Tuesday July 26, 2022


Villagers gather during a visit by United Nations Under-Secretary-General for Humanitarian Affairs Martin Griffiths, in the village of Lomoputh in northern Kenya. PHOTO: AP

KAMPALA, UGANDA (AP) – More than 50 million people across the East African region are expected to face acute food insecurity this year, a regional bloc said on Friday, warning that some 300,000 in Somalia and South Sudan are projected to be under full-blown famine conditions.

The assessment by Intergovernmental Authority on Development (IGAD), is one of the most dire yet as United Nations (UN) agencies, humanitarian groups and others continue to raise alarm over the region’s food crisis that many said has been largely neglected as the international community focusses on the war in Ukraine.

That assessment applies to seven member states of IGAD, from Djibouti to Uganda.

Samantha Power, the administrator of the United States Agency for International Development, is travelling in East Africa to spotlight the hunger crisis in the region.

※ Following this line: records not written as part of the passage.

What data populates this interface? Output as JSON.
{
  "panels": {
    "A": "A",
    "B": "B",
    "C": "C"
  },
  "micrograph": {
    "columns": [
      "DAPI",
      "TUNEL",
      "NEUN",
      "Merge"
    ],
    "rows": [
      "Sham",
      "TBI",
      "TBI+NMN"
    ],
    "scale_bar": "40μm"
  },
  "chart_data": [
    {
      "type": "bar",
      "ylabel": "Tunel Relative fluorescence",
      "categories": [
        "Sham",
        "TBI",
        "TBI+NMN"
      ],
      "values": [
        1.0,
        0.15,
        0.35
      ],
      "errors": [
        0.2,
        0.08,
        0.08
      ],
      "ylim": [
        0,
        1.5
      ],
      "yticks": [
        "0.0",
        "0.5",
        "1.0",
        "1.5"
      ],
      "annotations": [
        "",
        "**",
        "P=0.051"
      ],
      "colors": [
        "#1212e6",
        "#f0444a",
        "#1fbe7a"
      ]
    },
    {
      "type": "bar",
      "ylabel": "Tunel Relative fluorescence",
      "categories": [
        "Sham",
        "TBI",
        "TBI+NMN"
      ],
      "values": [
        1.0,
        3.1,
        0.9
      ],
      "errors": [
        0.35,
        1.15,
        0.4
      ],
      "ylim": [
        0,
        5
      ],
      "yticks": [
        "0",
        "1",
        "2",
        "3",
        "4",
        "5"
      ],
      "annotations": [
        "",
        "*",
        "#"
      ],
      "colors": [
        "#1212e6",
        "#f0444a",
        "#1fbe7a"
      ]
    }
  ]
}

In Kenya’s capital Nairobi on Friday, Power announced at least USD255 million in drought-related humanitarian and development support to Kenya. She is expected to visit Ethiopia and Somalia, where some communities have suffered four consecutive failed rainy seasons.

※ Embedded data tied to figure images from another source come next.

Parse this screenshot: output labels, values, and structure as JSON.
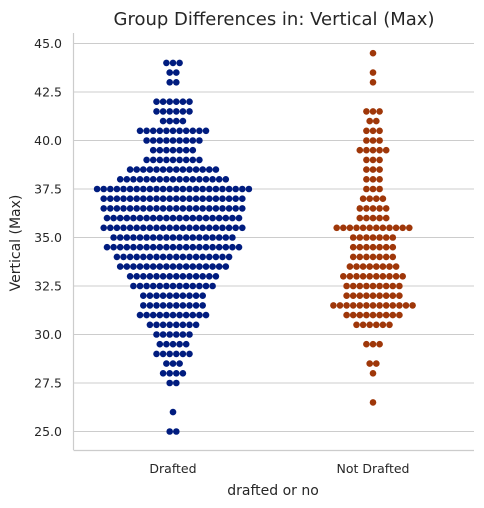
{
  "chart_data": {
    "type": "scatter",
    "style": "swarm",
    "title": "Group Differences in: Vertical (Max)",
    "xlabel": "drafted or no",
    "ylabel": "Vertical (Max)",
    "categories": [
      "Drafted",
      "Not Drafted"
    ],
    "ylim": [
      24.1,
      45.5
    ],
    "yticks": [
      25.0,
      27.5,
      30.0,
      32.5,
      35.0,
      37.5,
      40.0,
      42.5,
      45.0
    ],
    "ytick_labels": [
      "25.0",
      "27.5",
      "30.0",
      "32.5",
      "35.0",
      "37.5",
      "40.0",
      "42.5",
      "45.0"
    ],
    "grid": "horizontal",
    "legend": "none",
    "series": [
      {
        "category": "Drafted",
        "color": "#001c7f",
        "counts": [
          [
            25.0,
            2
          ],
          [
            26.0,
            1
          ],
          [
            27.5,
            2
          ],
          [
            28.0,
            4
          ],
          [
            28.5,
            3
          ],
          [
            29.0,
            6
          ],
          [
            29.5,
            5
          ],
          [
            30.0,
            6
          ],
          [
            30.5,
            8
          ],
          [
            31.0,
            11
          ],
          [
            31.5,
            10
          ],
          [
            32.0,
            10
          ],
          [
            32.5,
            13
          ],
          [
            33.0,
            14
          ],
          [
            33.5,
            17
          ],
          [
            34.0,
            18
          ],
          [
            34.5,
            21
          ],
          [
            35.0,
            19
          ],
          [
            35.5,
            22
          ],
          [
            36.0,
            21
          ],
          [
            36.5,
            22
          ],
          [
            37.0,
            22
          ],
          [
            37.5,
            24
          ],
          [
            38.0,
            17
          ],
          [
            38.5,
            14
          ],
          [
            39.0,
            9
          ],
          [
            39.5,
            7
          ],
          [
            40.0,
            9
          ],
          [
            40.5,
            11
          ],
          [
            41.0,
            4
          ],
          [
            41.5,
            6
          ],
          [
            42.0,
            6
          ],
          [
            43.0,
            2
          ],
          [
            43.5,
            2
          ],
          [
            44.0,
            3
          ]
        ]
      },
      {
        "category": "Not Drafted",
        "color": "#9f3709",
        "counts": [
          [
            26.5,
            1
          ],
          [
            28.0,
            1
          ],
          [
            28.5,
            2
          ],
          [
            29.5,
            3
          ],
          [
            30.5,
            6
          ],
          [
            31.0,
            9
          ],
          [
            31.5,
            13
          ],
          [
            32.0,
            9
          ],
          [
            32.5,
            9
          ],
          [
            33.0,
            10
          ],
          [
            33.5,
            8
          ],
          [
            34.0,
            7
          ],
          [
            34.5,
            7
          ],
          [
            35.0,
            7
          ],
          [
            35.5,
            12
          ],
          [
            36.0,
            5
          ],
          [
            36.5,
            5
          ],
          [
            37.0,
            4
          ],
          [
            37.5,
            3
          ],
          [
            38.0,
            3
          ],
          [
            38.5,
            3
          ],
          [
            39.0,
            3
          ],
          [
            39.5,
            5
          ],
          [
            40.0,
            3
          ],
          [
            40.5,
            3
          ],
          [
            41.0,
            2
          ],
          [
            41.5,
            3
          ],
          [
            43.0,
            1
          ],
          [
            43.5,
            1
          ],
          [
            44.5,
            1
          ]
        ]
      }
    ]
  }
}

Power earlier in the week spoke of the need to prevent the global food crisis from becoming a catastrophe, announcing USD1.2 billion in funding that includes immediate food assistance for people in Ethiopia, Somalia and Kenya.

In addition to immediate humanitarian aid, the international community must sustain investment in global agriculture and undertake concerted diplomacy “so that we mobilise more resources from donors, avoid export restrictions that can exacerbate the crisis, and lessen the burden on poor countries”, Power said in a speech yesterday at the Center for Strategic and International Studies in Washington.

Aid groups and other watchdogs have been calling for more funds to be devoted to East Africa after the war in Ukraine grabbed the world’s attention and money.

Three million people face “emergency and catastrophic levels of hunger, risking death”, the International Rescue Committee said in a statement last Tuesday, noting that “people have already started dying from starvation and the window to prevent mass deaths is rapidly closing”.